Fostering landmark discoveries in the fields of pediatric medicine

Texas Children’s Hospital, Feigin Research Center, Houston, TX

The Feigin Research Center is Texas Children’s hub for pediatric research. The 20-story building allows researchers to intensify their research in areas of fundamental importance in microbiology, immunology, cell biology and sciences of infection and inflammation. Here, researchers are making landmark discoveries and fundamental contributions to the fields of medicine, such as learning how to genetically manipulate tumor cells to make effective cancer vaccines and enhancing patients’ own immune cells to enable them to attack cancers directly.

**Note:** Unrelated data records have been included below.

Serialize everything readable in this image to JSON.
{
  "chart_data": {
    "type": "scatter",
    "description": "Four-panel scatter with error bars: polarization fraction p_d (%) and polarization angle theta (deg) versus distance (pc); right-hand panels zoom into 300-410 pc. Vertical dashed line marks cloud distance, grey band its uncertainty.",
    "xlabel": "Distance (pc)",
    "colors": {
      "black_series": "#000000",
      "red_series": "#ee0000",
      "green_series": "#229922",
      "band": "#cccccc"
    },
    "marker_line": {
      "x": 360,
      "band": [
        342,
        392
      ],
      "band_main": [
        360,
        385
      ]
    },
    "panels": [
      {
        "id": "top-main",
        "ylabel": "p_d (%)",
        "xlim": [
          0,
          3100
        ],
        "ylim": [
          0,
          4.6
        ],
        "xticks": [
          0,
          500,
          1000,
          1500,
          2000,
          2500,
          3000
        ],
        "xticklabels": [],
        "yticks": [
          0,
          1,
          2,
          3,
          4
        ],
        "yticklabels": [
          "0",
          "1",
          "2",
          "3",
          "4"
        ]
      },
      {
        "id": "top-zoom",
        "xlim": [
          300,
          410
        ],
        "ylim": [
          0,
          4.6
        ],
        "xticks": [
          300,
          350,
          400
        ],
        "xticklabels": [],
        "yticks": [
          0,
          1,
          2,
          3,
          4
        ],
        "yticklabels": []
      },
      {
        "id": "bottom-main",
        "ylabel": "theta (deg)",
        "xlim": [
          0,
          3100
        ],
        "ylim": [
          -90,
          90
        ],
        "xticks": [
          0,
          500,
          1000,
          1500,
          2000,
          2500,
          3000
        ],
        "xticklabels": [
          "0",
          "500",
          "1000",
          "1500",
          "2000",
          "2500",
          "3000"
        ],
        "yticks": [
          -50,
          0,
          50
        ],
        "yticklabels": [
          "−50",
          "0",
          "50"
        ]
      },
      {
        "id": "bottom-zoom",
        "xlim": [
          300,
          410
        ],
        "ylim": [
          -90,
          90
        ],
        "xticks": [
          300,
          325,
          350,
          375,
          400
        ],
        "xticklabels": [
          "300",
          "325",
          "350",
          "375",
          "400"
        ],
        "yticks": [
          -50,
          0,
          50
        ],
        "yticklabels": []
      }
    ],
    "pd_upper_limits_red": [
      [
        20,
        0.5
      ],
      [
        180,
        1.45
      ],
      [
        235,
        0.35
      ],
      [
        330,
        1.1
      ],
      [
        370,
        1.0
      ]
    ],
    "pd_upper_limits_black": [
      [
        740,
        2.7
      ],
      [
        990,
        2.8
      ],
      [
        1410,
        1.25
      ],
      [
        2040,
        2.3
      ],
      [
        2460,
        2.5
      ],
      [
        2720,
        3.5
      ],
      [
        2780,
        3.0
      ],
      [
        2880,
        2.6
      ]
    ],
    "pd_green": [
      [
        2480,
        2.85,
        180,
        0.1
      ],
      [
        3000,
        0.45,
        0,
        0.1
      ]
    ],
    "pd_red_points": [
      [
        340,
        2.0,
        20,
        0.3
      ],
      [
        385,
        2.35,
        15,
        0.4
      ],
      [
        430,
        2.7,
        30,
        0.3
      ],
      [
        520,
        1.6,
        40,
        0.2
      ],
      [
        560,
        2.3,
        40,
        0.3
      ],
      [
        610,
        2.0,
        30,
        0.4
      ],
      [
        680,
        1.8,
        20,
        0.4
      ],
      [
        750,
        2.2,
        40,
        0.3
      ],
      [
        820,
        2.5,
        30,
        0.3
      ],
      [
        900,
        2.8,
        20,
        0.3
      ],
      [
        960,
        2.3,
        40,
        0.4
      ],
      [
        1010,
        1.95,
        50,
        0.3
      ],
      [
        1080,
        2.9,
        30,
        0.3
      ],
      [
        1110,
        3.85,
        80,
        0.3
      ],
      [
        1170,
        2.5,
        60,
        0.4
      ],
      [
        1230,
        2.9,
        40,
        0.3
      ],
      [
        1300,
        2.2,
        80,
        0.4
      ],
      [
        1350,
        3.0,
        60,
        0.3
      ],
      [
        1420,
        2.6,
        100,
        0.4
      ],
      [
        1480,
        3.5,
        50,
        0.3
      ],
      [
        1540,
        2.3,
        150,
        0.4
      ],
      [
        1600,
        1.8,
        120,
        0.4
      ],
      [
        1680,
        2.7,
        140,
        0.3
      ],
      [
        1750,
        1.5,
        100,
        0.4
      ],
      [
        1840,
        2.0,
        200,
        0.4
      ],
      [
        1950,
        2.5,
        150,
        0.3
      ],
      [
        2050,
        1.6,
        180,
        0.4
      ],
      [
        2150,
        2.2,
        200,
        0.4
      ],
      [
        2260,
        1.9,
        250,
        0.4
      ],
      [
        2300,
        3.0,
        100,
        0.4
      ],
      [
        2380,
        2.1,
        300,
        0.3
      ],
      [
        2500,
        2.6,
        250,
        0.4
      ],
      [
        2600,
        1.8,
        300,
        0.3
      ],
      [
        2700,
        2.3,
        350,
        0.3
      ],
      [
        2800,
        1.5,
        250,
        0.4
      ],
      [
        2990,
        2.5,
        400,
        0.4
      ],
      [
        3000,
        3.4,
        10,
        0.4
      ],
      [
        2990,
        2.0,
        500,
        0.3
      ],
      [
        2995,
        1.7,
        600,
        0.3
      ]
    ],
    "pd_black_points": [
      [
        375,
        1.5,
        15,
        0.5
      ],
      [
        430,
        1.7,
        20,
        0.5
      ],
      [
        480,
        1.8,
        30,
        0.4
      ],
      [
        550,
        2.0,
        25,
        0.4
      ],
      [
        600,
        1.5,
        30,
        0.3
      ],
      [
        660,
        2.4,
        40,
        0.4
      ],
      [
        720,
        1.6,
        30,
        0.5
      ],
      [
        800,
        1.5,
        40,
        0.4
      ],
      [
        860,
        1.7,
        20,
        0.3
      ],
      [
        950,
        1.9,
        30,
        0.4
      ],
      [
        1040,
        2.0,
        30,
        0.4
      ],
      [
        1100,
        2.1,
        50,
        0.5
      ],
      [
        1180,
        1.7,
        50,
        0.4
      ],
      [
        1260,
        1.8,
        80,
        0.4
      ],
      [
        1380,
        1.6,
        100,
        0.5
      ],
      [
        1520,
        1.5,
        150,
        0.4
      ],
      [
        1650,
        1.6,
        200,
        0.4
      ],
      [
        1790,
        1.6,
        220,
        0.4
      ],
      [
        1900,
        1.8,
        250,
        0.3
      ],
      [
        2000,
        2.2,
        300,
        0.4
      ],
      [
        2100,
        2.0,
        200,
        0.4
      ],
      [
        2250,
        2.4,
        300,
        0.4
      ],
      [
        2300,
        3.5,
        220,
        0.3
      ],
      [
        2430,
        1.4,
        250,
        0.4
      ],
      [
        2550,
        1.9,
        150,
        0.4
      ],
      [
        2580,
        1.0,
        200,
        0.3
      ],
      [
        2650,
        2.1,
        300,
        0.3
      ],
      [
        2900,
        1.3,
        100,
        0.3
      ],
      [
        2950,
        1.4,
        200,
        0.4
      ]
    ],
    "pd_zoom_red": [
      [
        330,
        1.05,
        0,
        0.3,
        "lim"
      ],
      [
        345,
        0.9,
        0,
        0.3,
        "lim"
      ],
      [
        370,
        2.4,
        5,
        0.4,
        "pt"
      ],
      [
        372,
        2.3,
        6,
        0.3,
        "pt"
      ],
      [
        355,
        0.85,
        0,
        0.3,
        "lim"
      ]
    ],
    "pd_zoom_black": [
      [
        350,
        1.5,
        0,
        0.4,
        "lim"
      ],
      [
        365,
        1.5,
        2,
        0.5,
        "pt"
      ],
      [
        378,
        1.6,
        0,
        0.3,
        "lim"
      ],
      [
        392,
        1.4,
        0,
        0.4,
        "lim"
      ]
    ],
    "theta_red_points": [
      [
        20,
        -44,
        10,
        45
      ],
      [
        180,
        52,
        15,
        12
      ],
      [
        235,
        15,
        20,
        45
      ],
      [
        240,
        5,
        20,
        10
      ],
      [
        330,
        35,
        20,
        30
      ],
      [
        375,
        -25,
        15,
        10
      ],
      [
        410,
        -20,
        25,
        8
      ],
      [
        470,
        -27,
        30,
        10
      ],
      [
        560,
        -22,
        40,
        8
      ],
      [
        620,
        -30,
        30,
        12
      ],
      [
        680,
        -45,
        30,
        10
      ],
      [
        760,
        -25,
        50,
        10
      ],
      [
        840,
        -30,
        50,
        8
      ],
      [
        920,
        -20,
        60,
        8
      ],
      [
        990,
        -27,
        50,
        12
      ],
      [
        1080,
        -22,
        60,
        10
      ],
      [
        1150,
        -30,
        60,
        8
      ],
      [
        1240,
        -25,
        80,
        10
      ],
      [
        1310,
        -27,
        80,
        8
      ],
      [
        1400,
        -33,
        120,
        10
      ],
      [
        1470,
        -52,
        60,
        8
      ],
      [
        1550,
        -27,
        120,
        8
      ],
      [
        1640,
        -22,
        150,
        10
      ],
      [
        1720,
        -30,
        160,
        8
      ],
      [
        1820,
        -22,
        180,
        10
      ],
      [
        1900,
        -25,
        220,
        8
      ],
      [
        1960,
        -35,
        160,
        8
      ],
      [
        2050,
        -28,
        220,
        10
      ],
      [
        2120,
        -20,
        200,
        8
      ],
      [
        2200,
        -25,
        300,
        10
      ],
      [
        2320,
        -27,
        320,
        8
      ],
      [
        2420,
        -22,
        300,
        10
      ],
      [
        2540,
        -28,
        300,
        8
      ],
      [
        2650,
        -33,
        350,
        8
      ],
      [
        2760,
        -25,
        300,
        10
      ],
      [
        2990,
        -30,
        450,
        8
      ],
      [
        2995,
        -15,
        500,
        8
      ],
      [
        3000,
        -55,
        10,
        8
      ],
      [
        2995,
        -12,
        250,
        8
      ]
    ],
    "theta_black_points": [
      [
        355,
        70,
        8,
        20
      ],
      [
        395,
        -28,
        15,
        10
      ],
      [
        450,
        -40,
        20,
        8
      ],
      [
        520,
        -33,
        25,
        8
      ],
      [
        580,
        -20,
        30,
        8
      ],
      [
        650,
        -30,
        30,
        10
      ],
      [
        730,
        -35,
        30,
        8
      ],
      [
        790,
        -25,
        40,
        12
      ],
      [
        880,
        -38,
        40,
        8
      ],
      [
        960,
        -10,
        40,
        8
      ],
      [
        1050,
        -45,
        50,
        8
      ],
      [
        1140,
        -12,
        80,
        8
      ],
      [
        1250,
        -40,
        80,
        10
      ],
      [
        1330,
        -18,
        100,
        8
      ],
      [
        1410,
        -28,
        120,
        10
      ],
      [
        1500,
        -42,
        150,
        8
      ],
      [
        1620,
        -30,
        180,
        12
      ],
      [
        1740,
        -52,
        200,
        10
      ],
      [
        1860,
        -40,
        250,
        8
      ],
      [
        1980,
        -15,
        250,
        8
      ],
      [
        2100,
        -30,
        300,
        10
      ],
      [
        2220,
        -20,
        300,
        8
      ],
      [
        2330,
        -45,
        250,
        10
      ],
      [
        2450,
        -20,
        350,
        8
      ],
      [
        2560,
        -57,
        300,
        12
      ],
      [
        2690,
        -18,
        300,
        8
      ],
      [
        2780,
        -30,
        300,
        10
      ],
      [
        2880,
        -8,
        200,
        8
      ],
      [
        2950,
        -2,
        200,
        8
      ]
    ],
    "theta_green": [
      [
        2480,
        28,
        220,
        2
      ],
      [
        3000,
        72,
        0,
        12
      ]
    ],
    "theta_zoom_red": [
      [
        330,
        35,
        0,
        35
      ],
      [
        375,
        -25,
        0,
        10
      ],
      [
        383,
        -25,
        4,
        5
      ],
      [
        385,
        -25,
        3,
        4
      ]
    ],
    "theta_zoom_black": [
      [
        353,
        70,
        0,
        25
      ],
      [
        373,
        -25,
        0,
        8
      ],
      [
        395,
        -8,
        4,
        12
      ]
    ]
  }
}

Over the years, we have partnered with Texas Children’s Hospital on two phased projects designed to optimize this existing building. Phase 1 involved transforming the previously 12-story mixed-use building into a dedicated research center consisting of research labs, support spaces, a vivarium and a conference center. Phase 2 added eight floors to the existing building and 200,000 SF housing research labs, clinical research offices, good manufacturing practice (GMP) space for gene therapies, a simulation center, an expanded vivarium, and a new animal imaging center. Throughout the building, the labs are designed on a generic footprint to offer maximum flexibility; assignments can fluctuate in the large, open labs without movement of walls. The design also incorporates a flexible casework system to give users the capability of reconfiguration as technology or staff changes.

To create a beacon effect and allow the building to “change expression” throughout the day, the vertical expansion is clad in high-performance radiant glass with ceramic frit glare control that is transparent in direct sun, reflective when skies are cloudy, and emits a welcoming glow at night. The vertical expansion went onto receive an “Honorable Mention” in R&D Magazine’s Lab of the Year program.